Users: How does password expiration affect Service Accounts ( SSO )?


Article ID: 100551


Updated On:


Rally On-Premise Rally SaaS


Service Accounts are a standard approach for software integrations, they are a requirement to be non-interactive, and are generally exempt from password policies. Service Accounts are essentially dedicated Agile Cetntral usernames specific for this purpose.

What happens to our Service Accounts (these are Rally usernames which are used to support and execute the non-interactive integrations ) upon password expiration per the subscription's password policy? Will the password policy apply? How will the Service Account be affected?  


Component: ACSAAS


Rally does not have specific types of users. Users are distinct by their permissions level but they all are of the same type and obey the same security policies. There are no designated users as Service Accounts in Rally.

If your subscription has Password Policies in effect then they apply to all your subscription users who authenticate by Rally's native authentication method.

We need to distinguish between two types of subscriptions: 
- Subscriptions using Advanced Security and Administration.
- Subscriptions not using Advanced Security and Administration.

Advanced Security and Administration is an Rally's module that ingrates your subscription into your corporate Single-Sign-On gateway or solution. Normally such corporations have their SSO define and control the password policies across the corporate. As such, there will be no reason for you to enable Rally's own password policies. Rally allows the option for 'SSO-with-exceptions' which allows you to 'white-list' a number of Rally users who will authenticate using Rally's native authentication (and not through your SSO). Considering no Password Policies defined then these will not expire. In this way you achieve the purpose of treating these exception usernames as if they are Service Accounts for the purposes of executing non-interactive integrations as mentioned earlier.

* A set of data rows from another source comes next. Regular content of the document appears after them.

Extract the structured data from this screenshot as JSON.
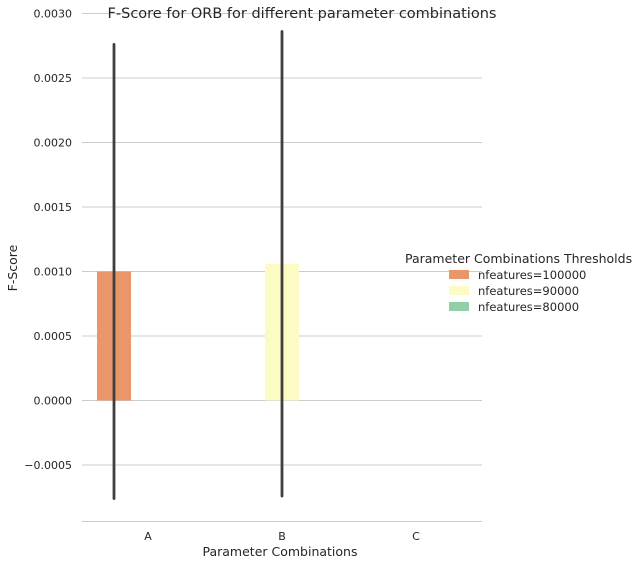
{
  "chart_data": {
    "type": "bar",
    "title": "F-Score for ORB for different parameter combinations",
    "xlabel": "Parameter Combinations",
    "ylabel": "F-Score",
    "categories": [
      "A",
      "B",
      "C"
    ],
    "ylim": [
      -0.00092,
      0.003
    ],
    "yticks": [
      -0.0005,
      0.0,
      0.0005,
      0.001,
      0.0015,
      0.002,
      0.0025,
      0.003
    ],
    "ytick_labels": [
      "−0.0005",
      "0.0000",
      "0.0005",
      "0.0010",
      "0.0015",
      "0.0020",
      "0.0025",
      "0.0030"
    ],
    "grid": "horizontal",
    "legend_position": "right",
    "legend_title": "Parameter Combinations Thresholds",
    "series": [
      {
        "name": "nfeatures=100000",
        "color": "#e9966a",
        "values": [
          0.001,
          0,
          0
        ],
        "error": [
          [
            -0.00076,
            0.00276
          ],
          null,
          null
        ]
      },
      {
        "name": "nfeatures=90000",
        "color": "#fcfbc4",
        "values": [
          0,
          0.00106,
          0
        ],
        "error": [
          null,
          [
            -0.00074,
            0.00286
          ],
          null
        ]
      },
      {
        "name": "nfeatures=80000",
        "color": "#93cfa6",
        "values": [
          0,
          0,
          0
        ],
        "error": [
          null,
          null,
          null
        ]
      }
    ]
  }
}
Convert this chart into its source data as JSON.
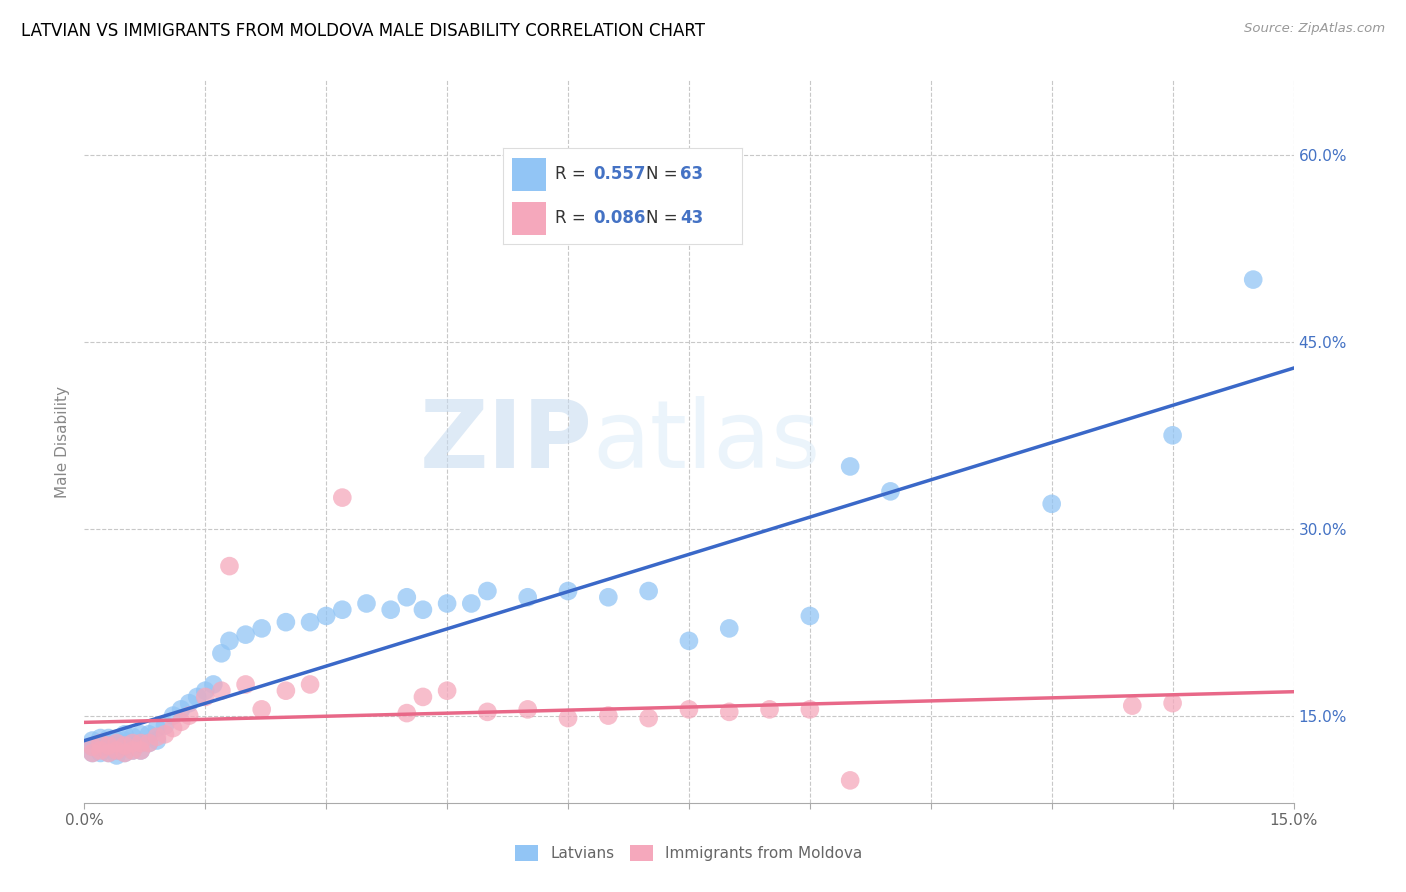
{
  "title": "LATVIAN VS IMMIGRANTS FROM MOLDOVA MALE DISABILITY CORRELATION CHART",
  "source": "Source: ZipAtlas.com",
  "ylabel": "Male Disability",
  "xlim": [
    0.0,
    0.15
  ],
  "ylim": [
    0.08,
    0.66
  ],
  "xtick_positions": [
    0.0,
    0.015,
    0.03,
    0.045,
    0.06,
    0.075,
    0.09,
    0.105,
    0.12,
    0.135,
    0.15
  ],
  "xtick_labels_show": {
    "0.0": "0.0%",
    "0.15": "15.0%"
  },
  "yticks_right": [
    0.15,
    0.3,
    0.45,
    0.6
  ],
  "ytick_labels_right": [
    "15.0%",
    "30.0%",
    "45.0%",
    "60.0%"
  ],
  "legend_R_blue": "0.557",
  "legend_N_blue": "63",
  "legend_R_pink": "0.086",
  "legend_N_pink": "43",
  "blue_color": "#92C5F5",
  "pink_color": "#F5A8BC",
  "blue_line_color": "#3A68C8",
  "pink_line_color": "#E86888",
  "grid_color": "#C8C8C8",
  "watermark_zip": "ZIP",
  "watermark_atlas": "atlas",
  "latvian_x": [
    0.001,
    0.001,
    0.001,
    0.002,
    0.002,
    0.002,
    0.002,
    0.003,
    0.003,
    0.003,
    0.003,
    0.004,
    0.004,
    0.004,
    0.004,
    0.005,
    0.005,
    0.005,
    0.005,
    0.006,
    0.006,
    0.006,
    0.007,
    0.007,
    0.007,
    0.008,
    0.008,
    0.009,
    0.009,
    0.01,
    0.011,
    0.012,
    0.013,
    0.014,
    0.015,
    0.016,
    0.017,
    0.018,
    0.02,
    0.022,
    0.025,
    0.028,
    0.03,
    0.032,
    0.035,
    0.038,
    0.04,
    0.042,
    0.045,
    0.048,
    0.05,
    0.055,
    0.06,
    0.065,
    0.07,
    0.075,
    0.08,
    0.09,
    0.095,
    0.1,
    0.12,
    0.135,
    0.145
  ],
  "latvian_y": [
    0.12,
    0.125,
    0.13,
    0.12,
    0.125,
    0.128,
    0.132,
    0.12,
    0.125,
    0.128,
    0.132,
    0.118,
    0.122,
    0.126,
    0.13,
    0.12,
    0.125,
    0.13,
    0.135,
    0.122,
    0.128,
    0.133,
    0.122,
    0.128,
    0.135,
    0.128,
    0.135,
    0.13,
    0.14,
    0.142,
    0.15,
    0.155,
    0.16,
    0.165,
    0.17,
    0.175,
    0.2,
    0.21,
    0.215,
    0.22,
    0.225,
    0.225,
    0.23,
    0.235,
    0.24,
    0.235,
    0.245,
    0.235,
    0.24,
    0.24,
    0.25,
    0.245,
    0.25,
    0.245,
    0.25,
    0.21,
    0.22,
    0.23,
    0.35,
    0.33,
    0.32,
    0.375,
    0.5
  ],
  "moldova_x": [
    0.001,
    0.001,
    0.002,
    0.002,
    0.003,
    0.003,
    0.004,
    0.004,
    0.005,
    0.005,
    0.006,
    0.006,
    0.007,
    0.007,
    0.008,
    0.009,
    0.01,
    0.011,
    0.012,
    0.013,
    0.015,
    0.017,
    0.018,
    0.02,
    0.022,
    0.025,
    0.028,
    0.032,
    0.04,
    0.042,
    0.045,
    0.05,
    0.055,
    0.06,
    0.065,
    0.07,
    0.075,
    0.08,
    0.085,
    0.09,
    0.095,
    0.13,
    0.135
  ],
  "moldova_y": [
    0.12,
    0.125,
    0.122,
    0.128,
    0.12,
    0.126,
    0.122,
    0.128,
    0.12,
    0.126,
    0.122,
    0.128,
    0.122,
    0.128,
    0.128,
    0.133,
    0.135,
    0.14,
    0.145,
    0.15,
    0.165,
    0.17,
    0.27,
    0.175,
    0.155,
    0.17,
    0.175,
    0.325,
    0.152,
    0.165,
    0.17,
    0.153,
    0.155,
    0.148,
    0.15,
    0.148,
    0.155,
    0.153,
    0.155,
    0.155,
    0.098,
    0.158,
    0.16
  ]
}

However, if your Subscription is not using Advanced Security and Administration , then it is using Rally's native authentication. In this situation there isn't a way to distinct the Service Accounts from the rest of the users. If you define password policies then they will apply to all. Your Service Accounts (that is these specific usernames) will expire as any other account. Rally will alert of the upcoming expiration in the 7 days prior to expiration as it does for all usernames:

Keep in mind if the Service Accounts will actually expire then they will stop working until a new password is set. In that event also their Api Keys will stop working until the usernames are back in Active status. Remember that api-keys belong to a given user-account and always operates under that account. If an api-key is used on behalf of a 'service account' then it will take a seat in your subscription since it actually is working on behalf of a real account (even if it's a 'service account'). You may want to consider this fact when deciding how many service-accounts to allocate or use. On one hand minimizing the service-accounts and running all integrations under the same account will use less seats, but then you will not be able to distinguish between your connectors and sources if all executed under the same account. So, it's something for you to consider.

Considering all of that, you may want to consider setting the email address field of these Service Accounts to a joint email address so many in your team will receive the alerting emails and take action prior to the expiration.

To summarize:
- Rally itself does not handle Service Accounts distinctly.
- Rally's native password policies apply to all its users who use native authentication.
- With the Advanced Security and Administration module you are deferring the password policies handle to your SSO solution, hence you may use Rally's Exceptions to white-list a few usernames, allow them to use native authentication, you will opt not to create native Rally's password policies, so these usernames will never expire and are getting treated as if they are Service Accounts.
- If your subscription only uses Rally's native authentication then your Service Accounts will expire in accordance with your password policy, at which point they will not be able to authenticate until a new password is set. That includes their Api Keys. You will want to make certain you set the "Email Address" field of these usernames, set them up to receive email notifications so that you can avoid the expiration.